When creating a DQN, there is an option to specify exploration_fraction and exploration_final_eps, but not the initial value.
As a result, the value is in DQN.run() with a linear schedule beginning at 1:
# Create the schedule for exploration starting from 1.
self.exploration = LinearSchedule(schedule_timesteps=int(self.exploration_fraction * total_timesteps), initial_p=1.0, final_p=self.exploration_final_eps)
It would be helpful to set this initial value to something other than 1 so that users could easily specify it ahead of time. Alternatively, it would be helpful to have the option to pass in the schedule (or a custom function that took the step count as input and returned epsilon). A more simple approach would be to simply put the line that defines the self.exploration in __init__ rather than run so that a savvy user could overwrite self.exploration.
Hey. That's a good point. This would also be a useful parameter if e.g. one loads existing parameters and wants to have a small amount of exploration (but some) from the beginning. For simplicity I would provide this as a parameter to DQN __init__ (e.g. exploration_start_eps, which defaults to 1.0). If we move creation of schedule to __init__ we need to check if scheduler should be reset at the beginning of each learn() (in case scheduler has parameters to reset) and it could change some existing behavior.

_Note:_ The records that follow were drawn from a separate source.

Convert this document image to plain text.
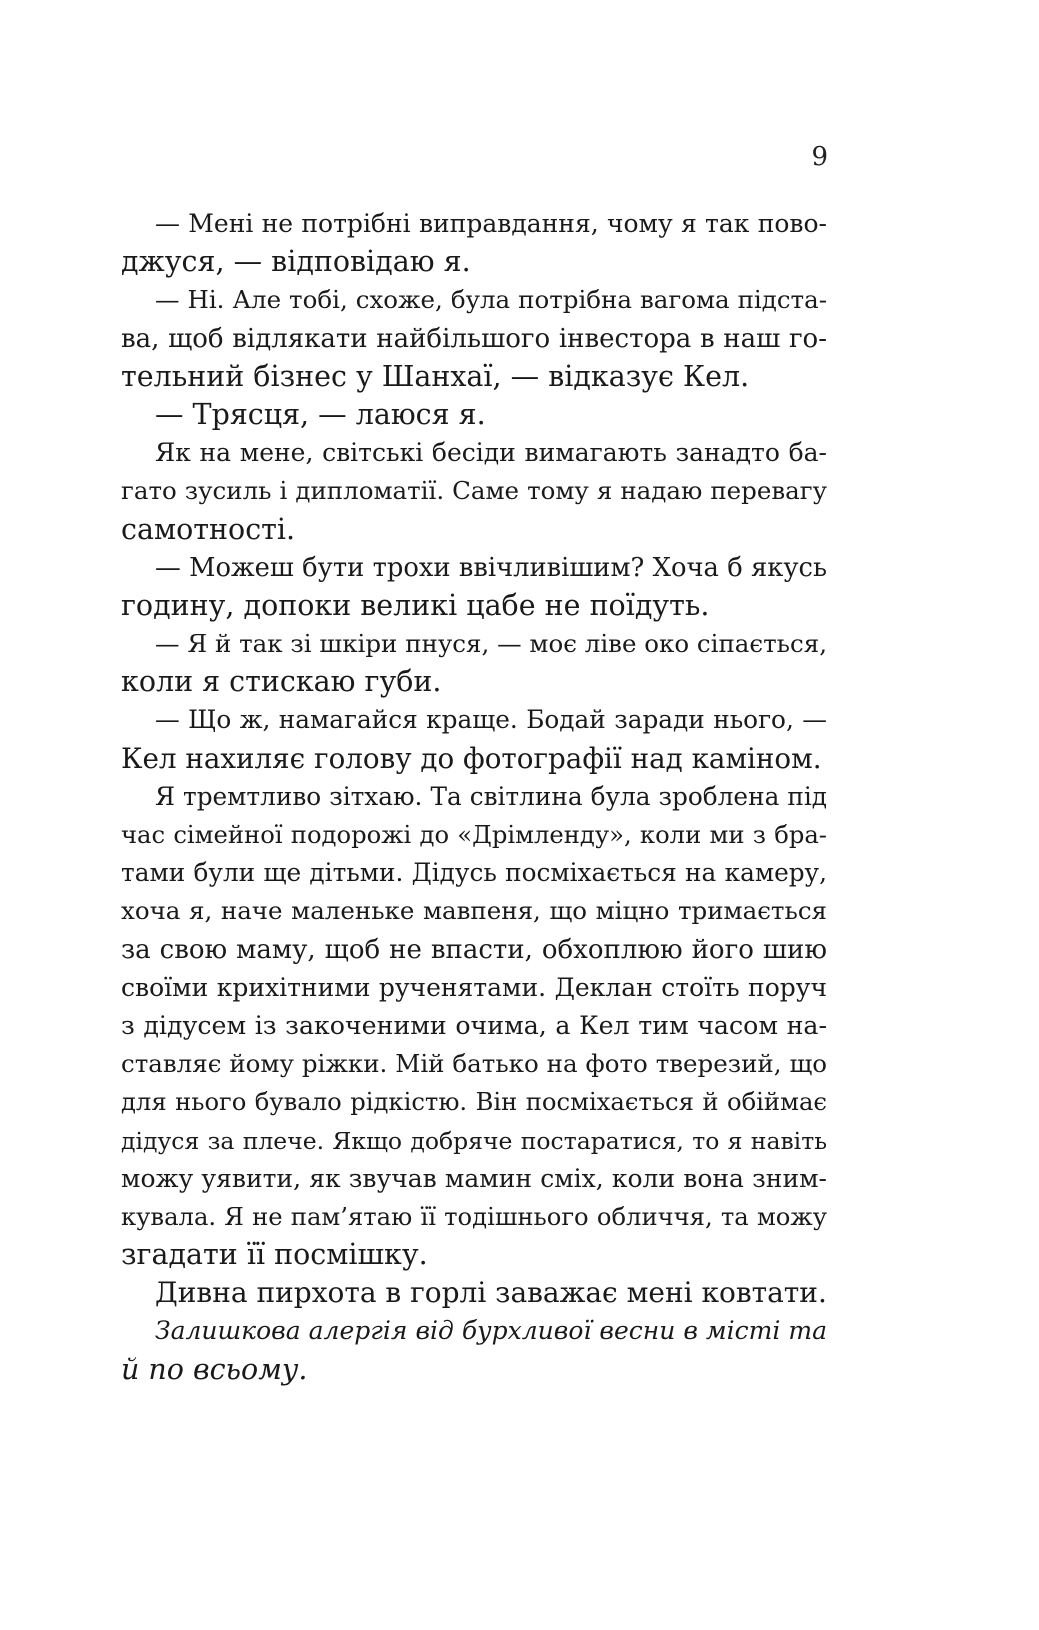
9
— Мені не потрібні виправдання, чому я так пово-
джуся, — відповідаю я.
— Ні. Але тобі, схоже, була потрібна вагома підста-
ва, щоб відлякати найбільшого інвестора в наш го-
тельний бізнес у Шанхаї, — відказує Кел.
— Трясця, — лаюся я.
Як на мене, світські бесіди вимагають занадто ба-
гато зусиль і дипломатії. Саме тому я надаю перевагу
самотності.
— Можеш бути трохи ввічливішим? Хоча б якусь
годину, допоки великі цабе не поїдуть.
— Я й так зі шкіри пнуся, — моє ліве око сіпається,
коли я стискаю губи.
— Що ж, намагайся краще. Бодай заради нього, —
Кел нахиляє голову до фотографії над каміном.
Я тремтливо зітхаю. Та світлина була зроблена під
час сімейної подорожі до «Дрімленду», коли ми з бра-
тами були ще дітьми. Дідусь посміхається на камеру,
хоча я, наче маленьке мавпеня, що міцно тримається
за свою маму, щоб не впасти, обхоплюю його шию
своїми крихітними рученятами. Деклан стоїть поруч
з дідусем із закоченими очима, а Кел тим часом на-
ставляє йому ріжки. Мій батько на фото тверезий, що
для нього бувало рідкістю. Він посміхається й обіймає
дідуся за плече. Якщо добряче постаратися, то я навіть
можу уявити, як звучав мамин сміх, коли вона зним-
кувала. Я не пам’ятаю її тодішнього обличчя, та можу
згадати її посмішку.
Дивна пирхота в горлі заважає мені ковтати.
Залишкова алергія від бурхливої весни в місті та
й по всьому.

On one hand I agree on the "support for savvy users", but on the other hand things like these could start complicating the code. Personally I have copied the corresponding files (e.g. dqn.py) and done necessary "savvier" modifications there, which works out well most of the time.
We would appreciate a PR on the exploration_start_epsilon :)
Cool, it sounds like a good approach here is to pass exploration_start_eps to DQN.__init__ with default of 1, then to save that value in the same way that exploration_final_eps is saved as a parameter.
Am still fairly new to proper PR etiquette so I may ask for help but this is a pretty small fix that I think I can manage :)
@Miffyli it looks like testing on the DQN is fairly limited -- are there any tests I should add here?
Since this only changes one parameter to a scheduler, I do not think it would be a DQN test and we should rather test the scheduler. If you could add a test for LinearScheduler in test_schedules.py, that should do the trick :)